Jak się okazuje niemożność rozstrzygnięcia tej sprawy wynika z braku opinii biegłych. Prokuratura potwierdza nam, że opinia biegłych dopiero ma być wydana. (...) informuję, iż oczekujemy na opinię biegłego, która ma zostać opracowana w najbliższym czasie - odpowiada na nasze pytanie dotyczące sprawy Agnieszka Kwaśniak, Prokurator Prokuratury Rejonowej w Zgorzelcu.
- W październiku 2015r. zostali powołani biegli, którzy do końca marca 2016r. mieli wydać opinię na temat przyczyn wypadku. Następnie termin na sporządzenie opinii został przedłużony do maja 2016r. Długi czas oczekiwania biegli tłumaczyli dużą ilością spraw. Opinia nie została wydana i w czerwcu 2016r. Prokuratura Rejonowa w Zgorzelcu wydała postanowienie o zawieszeniu śledztwa ze względu na konieczność oczekiwania na opinię aż do grudnia 2016r. Pełnomocnik rodziny jednej z ofiar wypadku złożył zażalenie na postanowienie o zawieszeniu do Sądu Rejonowego w Zgorzelcu, wskazując jednocześnie o powołanie innego biegłego. Akta wraz z zażaleniem po dwóch miesiącach zostały przekazane przez Prokuraturę do Sądu Rejonowego w Zgorzelcu i Sąd ten w październiku 2016r. uwzględnił to zażalenie. Pomimo to Prokuratura nie powołała innego biegłego, a biegli nie wydali opinii w grudniu 2016r., pomimo że wcześniej wskazywali na taki termin. Do tej pory (luty 2017r.) taka opinia nie została wydana - możemy przeczytać we wspomnianej relacji przysłanej przez kancelarię.
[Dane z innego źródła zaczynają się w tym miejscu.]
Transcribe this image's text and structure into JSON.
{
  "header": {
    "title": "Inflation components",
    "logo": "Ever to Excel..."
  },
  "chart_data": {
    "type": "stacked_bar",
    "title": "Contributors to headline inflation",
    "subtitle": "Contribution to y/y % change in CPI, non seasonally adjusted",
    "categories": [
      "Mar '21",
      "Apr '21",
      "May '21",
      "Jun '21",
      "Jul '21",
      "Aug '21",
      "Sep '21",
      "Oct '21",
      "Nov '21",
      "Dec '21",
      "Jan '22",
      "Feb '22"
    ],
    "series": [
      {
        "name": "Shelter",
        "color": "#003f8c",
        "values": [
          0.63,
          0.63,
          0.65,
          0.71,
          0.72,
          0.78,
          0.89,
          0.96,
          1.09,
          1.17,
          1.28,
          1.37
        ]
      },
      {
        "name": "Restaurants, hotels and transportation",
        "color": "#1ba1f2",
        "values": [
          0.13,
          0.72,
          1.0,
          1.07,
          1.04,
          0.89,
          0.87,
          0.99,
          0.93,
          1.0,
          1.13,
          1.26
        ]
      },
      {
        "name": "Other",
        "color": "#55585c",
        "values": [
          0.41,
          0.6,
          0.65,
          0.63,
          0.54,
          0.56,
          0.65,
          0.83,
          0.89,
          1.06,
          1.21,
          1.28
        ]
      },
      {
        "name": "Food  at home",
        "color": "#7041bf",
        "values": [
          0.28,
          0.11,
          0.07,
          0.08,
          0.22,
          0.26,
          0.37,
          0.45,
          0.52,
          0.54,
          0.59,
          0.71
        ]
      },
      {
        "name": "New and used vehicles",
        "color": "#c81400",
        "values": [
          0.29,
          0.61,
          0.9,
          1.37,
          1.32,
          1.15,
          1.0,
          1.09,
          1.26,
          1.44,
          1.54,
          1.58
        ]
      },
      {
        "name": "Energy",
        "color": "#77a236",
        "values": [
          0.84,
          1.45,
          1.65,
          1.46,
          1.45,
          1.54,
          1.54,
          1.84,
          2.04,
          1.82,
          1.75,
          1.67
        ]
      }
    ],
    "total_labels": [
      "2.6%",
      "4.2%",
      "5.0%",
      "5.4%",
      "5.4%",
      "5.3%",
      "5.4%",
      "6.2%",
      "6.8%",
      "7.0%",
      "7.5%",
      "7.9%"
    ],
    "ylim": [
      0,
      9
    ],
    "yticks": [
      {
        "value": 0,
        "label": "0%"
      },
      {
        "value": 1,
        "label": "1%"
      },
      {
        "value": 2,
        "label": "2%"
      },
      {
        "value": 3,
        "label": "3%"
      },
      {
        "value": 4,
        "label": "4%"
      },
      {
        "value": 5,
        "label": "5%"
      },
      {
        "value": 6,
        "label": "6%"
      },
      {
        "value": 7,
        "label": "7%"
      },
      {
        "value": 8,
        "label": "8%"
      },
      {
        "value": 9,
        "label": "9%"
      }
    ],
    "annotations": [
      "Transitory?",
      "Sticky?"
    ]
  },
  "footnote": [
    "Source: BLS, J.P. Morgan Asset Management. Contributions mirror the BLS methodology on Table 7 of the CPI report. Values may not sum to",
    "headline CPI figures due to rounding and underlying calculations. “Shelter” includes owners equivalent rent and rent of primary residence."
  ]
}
- Warto zaznaczyć, że przy Sądzie Okręgowym w Jeleniej Górze funkcjonuje ponad 30 biegłych, którzy zajmują się rekonstrukcją wypadków drogowych. Przeciętny czas oczekiwania na sporządzenie opinii przez biegłego o takiej specjalności wynosi od 1 do 3 miesięcy, więc gdyby akta zostały przekazane któremuś z nich, to z pewnością sprawa już dawno zostałaby zakończona - dodaje kancelaria. - Najbliżsi osób zmarłych w wypadku czekają półtora roku na sprawiedliwość i możliwość zamknięcia kwestii tego tragicznego wydarzenia. Poszkodowane rodziny o tym zdarzeniu z pewnością prędko nie zapomną, jeśli w ogóle. Jednak sprawa trwająca 10 razy dłużej, niż zwykle ma to miejsce w podobnych przypadkach tylko podtrzymuje ich niepewność i frustrację. Formalne zamknięcie tej sprawy pozwoli zakończyć pewien etap w życiu członków tych rodzin.